Berkat infrastruktur yang layak dan pengetahuan tentang pengelolaan wisata
inilah, wisata Desa Karangsalam makin moncer.
Dengan
harga tiket masuk Rp 5 ribu saja, wisata ini makin jadi buruan warga khususnya
kawula muda, mahasiswa dan orang luar Kota yang ingin merasakan sejuknya
Baturraden hingga panorama, suasana, kuliner dan keramahan warga desa yang
khas. Dengan pembagian pendapatan yang jelas sejak awal, Pokdarwis inipun tetap
jalan hingga sekarang.
Paket
wisata yang tadinya cuma wisata alam dengan tawaran wisata tracking, outbond
kini bertambah menjadi live in di desa setempat. Dengan strategi pemasaran
wisata inilah, durasi kunjung wisatawan bertambah. Untuk memenuhi kebutuhan
wisatawan inilah turut mendorong desa turut memperhatikan, mendorong dan
mendukung pemukiman warga yang layak.
Selain
rumah layak huni, pemerintah desa setempat juga mendorong rumah-rumah warga
layak dan sehat. Proses jambanisasi dan berbagai program kesehatan lainnya
digencarkan desa untuk mendorong perkembangan wisata yang sejalan dengan
peningkatan ekonomi masyarakat ini. Untuk menjaga pelestarian lingkungan upaya
konservasipun terus diupayakan desa dengan langkah nyata mulai dari terbitnya
Peraturan Desa tentang pelestarian lingkungan hingga aksi nyata konservasi di
seluruh wilayah desa.
Dengan
paket wisata live in inilah, pengelola wisata diajak untuk bersama berinteraksi
dengan kehidupan warga masyarakat setempat yang bernuansa agraris. Terbukti tak
hanya warga luar kota saja, beberapa kesempatan juga hadir para turis asing
yang diajak bersama untuk menanam padi, memberi pakan ternak hingga menikmati
kuliner khas setempat.
Menikmati
mendoan, sayur pakis, sambal goring kamijara, tahu tempe, sepotong ‘steak’

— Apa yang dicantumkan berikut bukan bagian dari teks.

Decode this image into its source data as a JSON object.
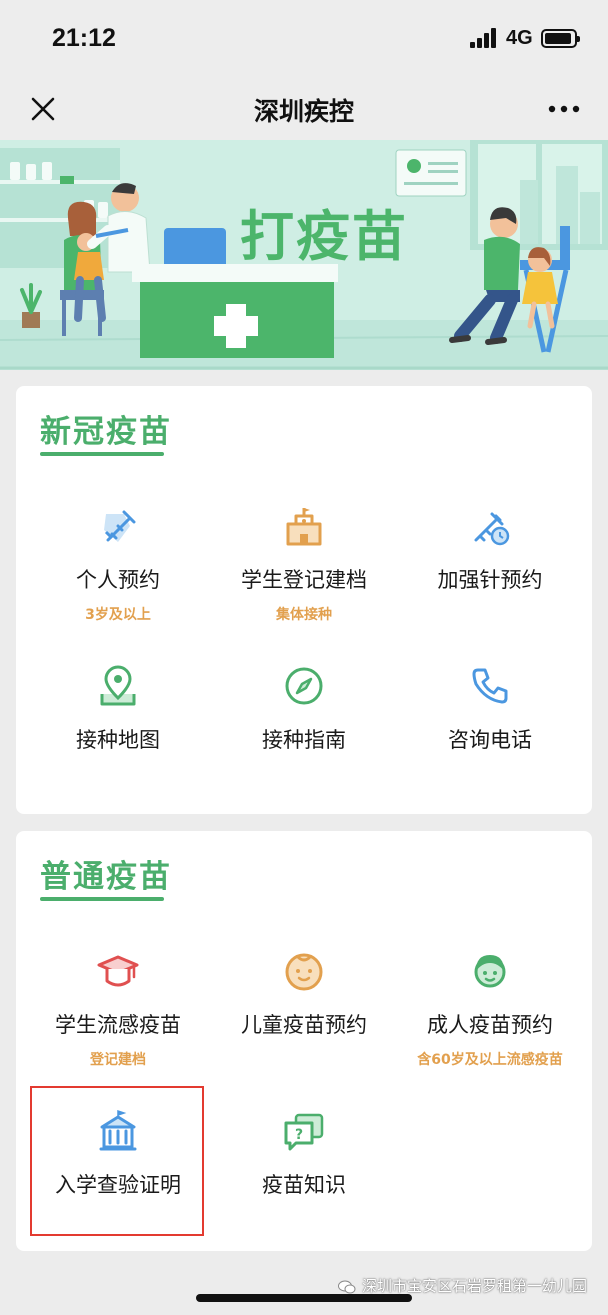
{
  "status_bar": {
    "time": "21:12",
    "network": "4G"
  },
  "nav": {
    "title": "深圳疾控"
  },
  "banner": {
    "title": "打疫苗"
  },
  "covid_section": {
    "title": "新冠疫苗",
    "items": [
      {
        "label": "个人预约",
        "sub": "3岁及以上",
        "icon": "vaccine-syringe-icon"
      },
      {
        "label": "学生登记建档",
        "sub": "集体接种",
        "icon": "school-building-icon"
      },
      {
        "label": "加强针预约",
        "sub": "",
        "icon": "syringe-clock-icon"
      },
      {
        "label": "接种地图",
        "sub": "",
        "icon": "map-pin-icon"
      },
      {
        "label": "接种指南",
        "sub": "",
        "icon": "compass-icon"
      },
      {
        "label": "咨询电话",
        "sub": "",
        "icon": "phone-icon"
      }
    ]
  },
  "general_section": {
    "title": "普通疫苗",
    "items": [
      {
        "label": "学生流感疫苗",
        "sub": "登记建档",
        "icon": "graduation-cap-icon"
      },
      {
        "label": "儿童疫苗预约",
        "sub": "",
        "icon": "child-face-icon"
      },
      {
        "label": "成人疫苗预约",
        "sub": "含60岁及以上流感疫苗",
        "icon": "adult-face-icon"
      },
      {
        "label": "入学查验证明",
        "sub": "",
        "icon": "school-icon"
      },
      {
        "label": "疫苗知识",
        "sub": "",
        "icon": "question-chat-icon"
      }
    ]
  },
  "watermark": {
    "text": "深圳市宝安区石岩罗租第一幼儿园"
  },
  "colors": {
    "green": "#4bae6c",
    "orange": "#e2a04e",
    "blue": "#4b97e0",
    "red": "#e05050",
    "highlight": "#e33a30"
  }
}
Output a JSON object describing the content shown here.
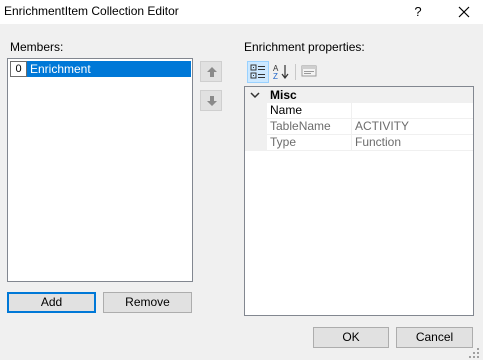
{
  "window": {
    "title": "EnrichmentItem Collection Editor",
    "help_label": "?"
  },
  "members": {
    "label": "Members:",
    "items": [
      {
        "index": "0",
        "name": "Enrichment",
        "selected": true
      }
    ]
  },
  "buttons": {
    "add": "Add",
    "remove": "Remove",
    "ok": "OK",
    "cancel": "Cancel"
  },
  "properties": {
    "label": "Enrichment properties:",
    "toolbar": [
      "categorized-icon",
      "alphabetical-icon",
      "property-pages-icon"
    ],
    "category": "Misc",
    "rows": [
      {
        "name": "Name",
        "value": "",
        "readonly": false
      },
      {
        "name": "TableName",
        "value": "ACTIVITY",
        "readonly": true
      },
      {
        "name": "Type",
        "value": "Function",
        "readonly": true
      }
    ]
  },
  "colors": {
    "selection": "#0078d7",
    "dialog_bg": "#f0f0f0",
    "readonly_text": "#6d6d6d"
  }
}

daging sapi khas Banyumas dengan bungkusan daun nyangku usai menikmati segarnya
air Curug Telu bisa menjadi pilihan. Tak hanya itu saja, wisatawan juga bisa
mengenal dan bermain aneka permainan tradisional mulai dari egrang, gandon
hingga tarian khas Banyumas yaitu Lengger.
Pengelolaan
wisata dengan basis alam, budaya, serta gotong royong dan memanfaatkan strategi
pemasaran berbasis digital inilah, membuktikan pemberdayaan masyarakat bisa
dilaksanakan. Tentunya dengan sistem keadilan pendapatan yang diatur sejak
awal. Melalui Desa Karangsalam Baturraden inilah, kita bisa belajar bukan hanya
soal keindahan alam yang terkelola dan terjaga, tetapi juga gotong royong warga
yang masih terjaga. Dengan inilah, pengunjung yang datang akan betah berlama,
rupiah atau dollar mengalir, masyarakat sejahtera dan alam sekitar terjaga.
Inilah wujud konkret bagaimana desa mencapai 18 tujuan SDGs.